A new report from the Association of International Certified Professional Accountants representing AICPA & CIMA and North Carolina State University’s Enterprise Risk Management (ERM) Initiative found that 65% of senior finance leaders agree that the volume and complexity of corporate risks have changed “mostly” or “extensively” over the last five years. Despite this, only a third (34%) say their organizations have complete enterprise risk management (ERM) processes in place, and just over a quarter (29%) rate their organization’s overall risk management oversight as “mature” or “robust.” These findings are unchanged from a year ago.
Rapidly changing events, including concerns about the economy and inflation, geopolitical developments impacting trade and supply chains, disruptive technologies and AI, cyber and privacy threats and a host of other risk triggers are continuing to drive significant disruptions that impact an organization’s business model. Despite these unfolding realities, most organizations continue to not have robust enterprise risk management (ERM) practices in place.
The 2023 State of Risk Oversight: An Overview of Enterprise Risk Management Practices includes insights from a survey of 454 U.S. CFOs and senior finance leaders conducted in winter 2023. The survey measured finance-related executives’ assessments of the level of maturity in their organization’s proactive management of these risks through adoption of ERM processes.
“Our study finds that organizations of all types and sizes continue to overlook an important reality that risks can emerge rapidly triggering a cascade of events that quickly derail the organization’s strategic goals,” according to Mark Beasley, Alan T. Dickson Distinguished Professor and Director of the ERM Initiative at NC State. “Organizations that invest in robust risk oversight processes that explicitly link risk insights to strategies increase their nimbleness and agility, which can provide huge strategic advantage if done so better than their competitors.”
The report did find indication, however, that adoption of ERM processes in the U.S. is on the rise. Over the last 13 years, the percentage of organizations that claim to have complete ERM processes in place has increased 25 points, from 9% to 34%, but that still suggests most entities do not. This finding, also unchanged from last year’s report, again highlights the emphasis that more ERM focus is needed. Given the ongoing experience in navigating the multitude of risks experienced over recent years, more organizations will likely want to further enhance their focus on efforts to strengthen their entity’s approach to managing the interconnected nature of risks to their business models.

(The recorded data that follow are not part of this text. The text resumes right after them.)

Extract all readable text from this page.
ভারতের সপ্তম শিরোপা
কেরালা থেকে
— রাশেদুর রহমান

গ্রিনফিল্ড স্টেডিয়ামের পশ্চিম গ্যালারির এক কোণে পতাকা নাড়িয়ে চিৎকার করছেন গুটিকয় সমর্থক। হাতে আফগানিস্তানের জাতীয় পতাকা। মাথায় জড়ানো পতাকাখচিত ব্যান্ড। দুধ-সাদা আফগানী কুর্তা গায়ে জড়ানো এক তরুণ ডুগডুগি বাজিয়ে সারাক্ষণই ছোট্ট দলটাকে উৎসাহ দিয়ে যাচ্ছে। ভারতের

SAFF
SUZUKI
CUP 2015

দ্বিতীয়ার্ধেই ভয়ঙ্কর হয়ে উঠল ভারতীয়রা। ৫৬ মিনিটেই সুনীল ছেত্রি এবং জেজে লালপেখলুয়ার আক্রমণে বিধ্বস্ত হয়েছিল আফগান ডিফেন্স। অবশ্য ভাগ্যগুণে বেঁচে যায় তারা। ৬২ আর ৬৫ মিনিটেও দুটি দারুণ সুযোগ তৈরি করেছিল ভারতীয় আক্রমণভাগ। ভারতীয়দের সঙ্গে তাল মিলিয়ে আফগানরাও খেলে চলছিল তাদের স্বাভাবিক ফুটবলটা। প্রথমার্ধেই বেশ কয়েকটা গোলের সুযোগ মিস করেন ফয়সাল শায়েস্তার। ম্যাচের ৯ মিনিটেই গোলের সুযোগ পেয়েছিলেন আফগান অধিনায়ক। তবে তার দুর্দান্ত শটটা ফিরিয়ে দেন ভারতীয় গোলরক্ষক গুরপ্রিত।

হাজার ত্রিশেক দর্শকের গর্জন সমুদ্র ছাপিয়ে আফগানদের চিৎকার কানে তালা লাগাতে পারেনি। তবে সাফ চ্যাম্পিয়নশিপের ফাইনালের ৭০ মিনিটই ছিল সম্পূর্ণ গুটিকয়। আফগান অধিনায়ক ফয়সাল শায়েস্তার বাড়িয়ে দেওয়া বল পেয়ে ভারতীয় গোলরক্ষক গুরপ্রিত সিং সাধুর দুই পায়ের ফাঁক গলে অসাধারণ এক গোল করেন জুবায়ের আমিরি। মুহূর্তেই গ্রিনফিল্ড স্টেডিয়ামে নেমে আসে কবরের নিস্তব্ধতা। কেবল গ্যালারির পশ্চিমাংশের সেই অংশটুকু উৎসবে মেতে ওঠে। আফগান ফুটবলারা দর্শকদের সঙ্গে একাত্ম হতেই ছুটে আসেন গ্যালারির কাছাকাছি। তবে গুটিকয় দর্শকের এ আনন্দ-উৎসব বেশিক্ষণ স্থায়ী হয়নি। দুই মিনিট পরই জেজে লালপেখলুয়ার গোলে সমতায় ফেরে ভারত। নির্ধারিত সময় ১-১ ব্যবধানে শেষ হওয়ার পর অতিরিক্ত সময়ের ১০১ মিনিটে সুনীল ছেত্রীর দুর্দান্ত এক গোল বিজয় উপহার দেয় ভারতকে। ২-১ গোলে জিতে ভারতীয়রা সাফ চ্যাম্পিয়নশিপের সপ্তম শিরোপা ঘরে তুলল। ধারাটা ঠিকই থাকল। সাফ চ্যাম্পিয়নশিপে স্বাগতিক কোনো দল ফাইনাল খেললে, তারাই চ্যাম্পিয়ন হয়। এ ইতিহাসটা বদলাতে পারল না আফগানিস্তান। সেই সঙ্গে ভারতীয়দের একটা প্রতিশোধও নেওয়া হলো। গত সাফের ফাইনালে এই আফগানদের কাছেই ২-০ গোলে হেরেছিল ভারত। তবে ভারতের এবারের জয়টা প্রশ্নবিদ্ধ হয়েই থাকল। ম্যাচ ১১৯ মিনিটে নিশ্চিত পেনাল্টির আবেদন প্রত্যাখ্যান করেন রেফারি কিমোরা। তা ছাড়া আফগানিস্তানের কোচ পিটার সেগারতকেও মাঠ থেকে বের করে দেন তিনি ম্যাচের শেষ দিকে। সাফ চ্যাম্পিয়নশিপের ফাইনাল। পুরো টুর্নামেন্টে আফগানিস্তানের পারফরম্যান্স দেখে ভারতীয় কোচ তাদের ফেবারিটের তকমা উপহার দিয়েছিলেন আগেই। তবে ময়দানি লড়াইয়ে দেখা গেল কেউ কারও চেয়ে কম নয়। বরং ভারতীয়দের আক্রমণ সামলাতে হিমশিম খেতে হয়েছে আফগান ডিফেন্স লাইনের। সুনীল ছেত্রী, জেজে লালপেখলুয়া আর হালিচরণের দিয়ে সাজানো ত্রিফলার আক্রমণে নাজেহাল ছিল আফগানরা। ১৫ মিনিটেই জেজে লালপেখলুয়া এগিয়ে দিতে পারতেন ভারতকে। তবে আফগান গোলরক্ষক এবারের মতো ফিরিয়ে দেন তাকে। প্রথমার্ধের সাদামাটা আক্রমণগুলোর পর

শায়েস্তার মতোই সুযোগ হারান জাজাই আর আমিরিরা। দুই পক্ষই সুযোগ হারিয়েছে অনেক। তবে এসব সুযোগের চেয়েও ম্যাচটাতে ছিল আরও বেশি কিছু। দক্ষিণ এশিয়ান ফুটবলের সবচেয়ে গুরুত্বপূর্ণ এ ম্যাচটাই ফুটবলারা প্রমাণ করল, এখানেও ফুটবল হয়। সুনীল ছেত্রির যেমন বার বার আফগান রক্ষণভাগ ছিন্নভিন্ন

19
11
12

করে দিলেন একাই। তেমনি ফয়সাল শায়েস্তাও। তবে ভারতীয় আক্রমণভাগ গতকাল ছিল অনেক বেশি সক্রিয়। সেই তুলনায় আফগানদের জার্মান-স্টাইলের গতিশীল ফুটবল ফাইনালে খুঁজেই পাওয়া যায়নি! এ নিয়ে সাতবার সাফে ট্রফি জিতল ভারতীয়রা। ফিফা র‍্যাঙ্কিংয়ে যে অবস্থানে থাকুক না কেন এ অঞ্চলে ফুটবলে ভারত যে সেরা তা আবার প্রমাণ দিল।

Additional key findings from the report include:
- Most executives do not believe their organization’s risk management processes provide strategic advantage (64% state no or minimal advantage), with less than half (40%) positioning risk management significantly to pinpoint emerging strategic risks.
- The frequency at which management shares risk exposure with the boards of directors varies with 43% reporting top risks to the board on an annual basis, followed by reporting on a quarterly basis (41%). Only 16% of organizations report top risk exposures to the board at every board meeting.
“We can safely predict that disruption is the norm and will continue to create new and exacerbate ongoing risk triggers. It’s the preparedness and the speed of response that determines how businesses manage these situations that matters most to stakeholders. A solid risk management plan allows organizations to continue delivering critical products and services in the face of an unplanned incident or crisis,” said Ash Noah, CPA, CGMA, Vice President and Managing Director Learning Education and Development at the Association of International Certified Professional Accountants. “That reality of disruptions and this research reinforces the need for enterprise risk management to be amplified in the list of priorities for CFOs. Value in the business is beyond the balance sheet these days and along with providing protection for the business, embracing ERM supports the creation and preservation of value and the long-term viability of the business.”
The report also includes several calls for action to help executives and boards identify actions they can take to enhance the strategic value of their risk oversight. These questions are just a sampling of the kinds of issues senior executives and boards of directors should consider as they evaluate the robustness of their entity’s approach to managing a rapidly evolving portfolio of risks:
- What are management’s perceptions about the current approach to risk management?
- Is there consensus about the most significant enterprise risks?
- How is the output from risk management used in strategic planning?
- Does management have access to robust key risk indicators?
- Is our entity sufficiently prepared to manage a significant risk event?